I tried this code on Visual C++ 2008 and it shows that A and B don't have the same address.

int main()
{
    {
     int A;
     printf("%p\n", &A);
    }

    int B;
    printf("%p\n", &B);
}

But since A doesn't exist anymore when B gets defined, it seems to me that the same stack location could be reused...

I don't understand why the compiler doesn't seem to do what looks like a very simple optimization (which could matter in the context of larger variables and recursive functions for example). And it doesn't seem like reusing it would be heavier on the CPU nor the memory. Does anyone have an explanation for this?

I guess the answer is along the lines of "because it's much more complex than it looks", but honestly I have no idea.

edit: Some precisions regarding the answers and comments below.

The problem with this code is that each time this function is called, the stack grows "one integer too much". Of course this is no problem in the example, but consider large variables and recursive calls and you have a stack overflow that could be easily avoided.

What I suggest is a memory optimization, but I don't see how it would damage performance.

And by the way, this happens in release builds, will all optimizations on.

Answer 1

It is probably that the compiler is putting both on the same stack frame. So even though A is not accessible outside it's scope, the compiler is free to bound it to a place in memory as long as that doesn't corrupt the semantics of the code.
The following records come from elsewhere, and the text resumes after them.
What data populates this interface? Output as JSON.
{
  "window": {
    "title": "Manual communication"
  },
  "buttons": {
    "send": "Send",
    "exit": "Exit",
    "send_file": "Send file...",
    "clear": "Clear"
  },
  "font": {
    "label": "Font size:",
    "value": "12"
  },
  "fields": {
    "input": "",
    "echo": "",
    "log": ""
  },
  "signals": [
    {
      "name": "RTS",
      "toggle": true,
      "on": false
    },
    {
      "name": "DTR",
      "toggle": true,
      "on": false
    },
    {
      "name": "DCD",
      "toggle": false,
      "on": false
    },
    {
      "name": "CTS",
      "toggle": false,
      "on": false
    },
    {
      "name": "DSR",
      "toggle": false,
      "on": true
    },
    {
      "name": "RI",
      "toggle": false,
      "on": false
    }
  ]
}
In short, they get both put on the stack at the same time you execute your main.

Answer 2

Reusing stack space for locals like this is a very common optimization. In fact, on an optimized build, if you didn't take the address of the locals, the compiler might not even allocate stack space and the variable would only live in a register.

You might not see this optimization happen for several reasons.

First, if optimizations are off (like a debug build) the compiler won't do either of these to make debugging easier - you can view the value of A even if it is no longer used in the function.

If you are compiling with optimizations, my guess would be since you are taking the address of the local and passing it to another function, the compiler doesn't want to reuse the store since it is unclear what that function is doing with the address.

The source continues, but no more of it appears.